Hand Sanitizer Photo © Martinmark Dreamstime

US to Temporarily Relax Hand Sanitizer Purity Rules

June 2, 2020
FDA said they would allow more impurities in alcohol-based hand sanitizer.

In a statement from the Food and Drug Administration, the federal government announced it would relax regulations on impurities in alcohol-based hand sanitizer. The move, announced today by FDA Commissioner Stephen M. Hahn, M.D., is intended to “help ensure widespread access to hand sanitizers during the COVID-19 public health emergency.”

According to the FDA, the agency previously updated its restrictions in April in response to requests from fuel ethanol manufacturers, who had pivoted their supply chains to produce hand sanitizer instead of fuel.

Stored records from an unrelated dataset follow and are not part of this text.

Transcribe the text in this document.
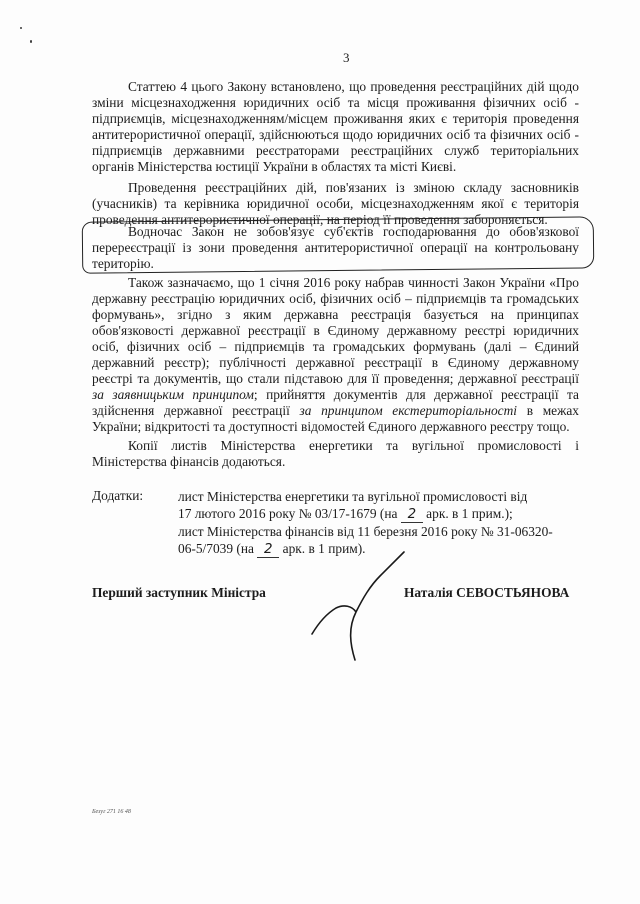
3
Статтею 4 цього Закону встановлено, що проведення реєстраційних дій щодо
зміни місцезнаходження юридичних осіб та місця проживання фізичних осіб -
підприємців, місцезнаходженням/місцем проживання яких є територія проведення
антитерористичної операції, здійснюються щодо юридичних осіб та фізичних осіб -
підприємців державними реєстраторами реєстраційних служб територіальних
органів Міністерства юстиції України в областях та місті Києві.
Проведення реєстраційних дій, пов'язаних із зміною складу засновників
(учасників) та керівника юридичної особи, місцезнаходженням якої є територія
проведення антитерористичної операції, на період її проведення забороняється.
Водночас Закон не зобов'язує суб'єктів господарювання до обов'язкової
перереєстрації із зони проведення антитерористичної операції на контрольовану
територію.
Також зазначаємо, що 1 січня 2016 року набрав чинності Закон України «Про
державну реєстрацію юридичних осіб, фізичних осіб – підприємців та громадських
формувань», згідно з яким державна реєстрація базується на принципах
обов'язковості державної реєстрації в Єдиному державному реєстрі юридичних
осіб, фізичних осіб – підприємців та громадських формувань (далі – Єдиний
державний реєстр); публічності державної реєстрації в Єдиному державному
реєстрі та документів, що стали підставою для її проведення; державної реєстрації
за заявницьким принципом; прийняття документів для державної реєстрації та
здійснення державної реєстрації за принципом екстериторіальності в межах
України; відкритості та доступності відомостей Єдиного державного реєстру тощо.
Копії листів Міністерства енергетики та вугільної промисловості і
Міністерства фінансів додаються.
Додатки:	лист Міністерства енергетики та вугільної промисловості від
17 лютого 2016 року № 03/17-1679 (на 2 арк. в 1 прим.);
лист Міністерства фінансів від 11 березня 2016 року № 31-06320-
06-5/7039 (на 2 арк. в 1 прим).
Перший заступник Міністра	Наталія СЕВОСТЬЯНОВА
Безуг 271 16 48
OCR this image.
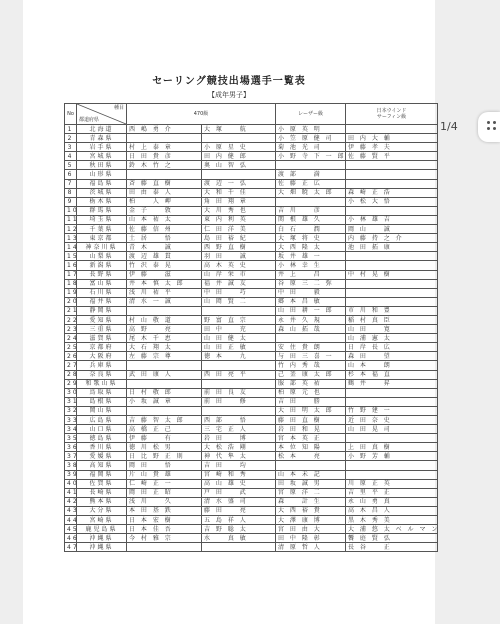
セーリング競技出場選手一覧表
【成年男子】
No	種目
都道府県	470級		レーザー級	日本ウインド
サーフィン級
1	北海道	西 嶋 勇 介	大 塚 　 航	小 原 英 明	
2	青森県			小 笠 原 健 司	田 内 大 輔
3	岩手県	村 上 泰 章	小 原 星 史	菊 池 光 司	伊 藤 孝 夫
4	宮城県	日 田 貴 彦	田 内 健 郎	小 野 寺 下 一 郎	佐 藤 賢 平
5	秋田県	鈴 木 竹 之	奥 山 智 弘		
6	山形県			渡 部 　 満	
7	福島県	斉 藤 直 樹	渡 辺 一 弘	佐 藤 正 広	
8	茨城県	田 由 泰 人	大 和 千 佳	大 畑 暁 太 郎	森 崎 正 浩
9	栃木県	柏 　 人 岬	角 田 翔 章		小 松 大 悟
10	群馬県	金 子 　 敦	大 川 秀 也	吉 川 　 彦	
11	埼玉県	山 本 祐 太	東 内 利 英	関 根 雄 久	小 林 雄 吉
12	千葉県	佐 藤 信 州	仁 田 洋 美	白 石 　 潤	岡 山 　 誠
13	東京都	土 居 　 悟	島 田 裕 紀	大 塚 将 史	内 藤 持 之 介
14	神奈川県	青 木 　 誠	西 野 直 樹	大 西 隆 太	池 田 拓 康
15	山梨県	渡 辺 雄 貫	羽 田 　 誠	坂 井 雄 一	
16	新潟県	竹 沢 泰 晃	高 木 英 史	小 林 幸 生	
17	長野県	伊 藤 　 滋	山 岸 栄 市	井 上 　 昌	中 村 晃 樹
18	富山県	井 本 慎 太 郎	福 井 誠 友	谷 原 三 二 弥	
19	石川県	浅 川 祐 平	中 田 　 巧	中 田 　 毅	
20	福井県	清 水 一 誠	山 岡 賢 二	郷 本 昌 敏	
21	静岡県			山 田 耕 一 郎	市 川 和 豊
22	愛知県	村 山 敬 道	野 富 直 宗	永 井 久 規	稲 村 真 臣
23	三重県	高 野 　 亮	田 中 　 充	森 山 拓 哉	山 田 　 寛
24	滋賀県	尾 木 千 恵	山 田 健 太		山 浦 憲 太
25	京都府	大 石 翔 太	山 田 正 敏	安 住 貴 朗	日 岸 長 広
26	大阪府	左 藤 宗 尊	徳 本 　 九	与 田 三 喜 一	森 田 　 望
27	兵庫県			竹 内 秀 哉	山 本 　 朗
28	奈良県	武 田 康 人	西 田 亮 平	己 釜 康 太 郎	杉 本 福 直
29	和歌山県			服 部 英 祐	鶴 井 　 昇
30	鳥取県	日 村 敬 郎	前 田 良 友	柏 原 元 也	
31	島根県	小 坂 誠 章	前 田 　 修	吉 田 　 勝	
32	岡山県			大 田 明 太 郎	竹 野 建 一
33	広島県	吉 藤 智 太 郎	西 部 　 悟	藤 田 直 樹	近 田 奈 史
34	山口県	高 橋 正 己	三 宅 正 人	岩 田 和 晃	山 田 晃 司
35	徳島県	伊 藤 　 有	岩 田 　 博	宮 本 英 正	
36	香川県	徳 川 松 男	大 松 浩 剛	本 位 知 陽	上 田 真 樹
37	愛媛県	日 比 野 正 則	神 代 隼 太	松 本 　 亮	小 野 芳 輔
38	高知県	岡 田 　 悟	吉 田 　 均		
39	福岡県	片 山 貴 雄	宮 崎 和 秀	山 本 未 記	
40	佐賀県	仁 崎 正 一	高 山 雄 史	田 坂 誠 男	川 原 正 英
41	長崎県	岡 田 正 昭	戸 田 　 武	宮 原 洋 二	吉 里 平 正
42	熊本県	浅 川 　 久	清 水 盛 司	森 　 計 生	永 山 勇 真
43	大分県	本 田 基 鉄	藤 田 　 亮	大 西 裕 貴	高 木 昌 人
44	宮崎県	日 本 宏 樹	五 島 祥 人	大 澤 康 博	黒 木 秀 美
45	鹿児島県	日 本 佳 吾	吉 野 聡 太	宮 田 由 大	大 浦 悠 太 ベ ル マ ン
46	沖縄県	今 村 雅 宗	水 　 真 敏	田 中 隆 彰	饗 庭 賢 弘
47	沖縄県			清 原 哲 人	長 谷 　 正
1/4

The FDA’s statement said that data produced by those manufacturers showed their fuel ethanol products contained gasoline and benzene, which it said were known carcinogens. The updated guidance allows hand sanitizer to include up to 2 parts per million of benzene.

The coronavirus pandemic has stretched supply chains around the world to the breaking point by playing havoc with the economies and industrial sectors of entire countries. Now, even as the United States has reopened most of its factories, sharp demand for products required to maintain stricter cleanliness standards has put suppliers under strain. The Institute of Supply Managers listed hand sanitizer and a variety of PPE as supplies in notably short supply during May.

The FDA recommends use of hand sanitizer containing at least 60% alcohol as a substitute for washing with ordinary soap and water, and hand sanitizer stations for workers to regularly clean their hands at have become a common feature of reopened factories invested in keeping workers healthy.

While many manufacturers of durable goods have repurposed supply chains to producing face shields, masks, gloves, gowns, and similar products, alcohol-based hand sanitizer has proven a popular COVID-19 relief product for chemical companies and brewers to manufacture at scale. Dow Chemical Co., Ineos, and small distilleries all around the world have turned their stocks of chemical alcohol and chemistry equipment into supply lines for the cleaning agent.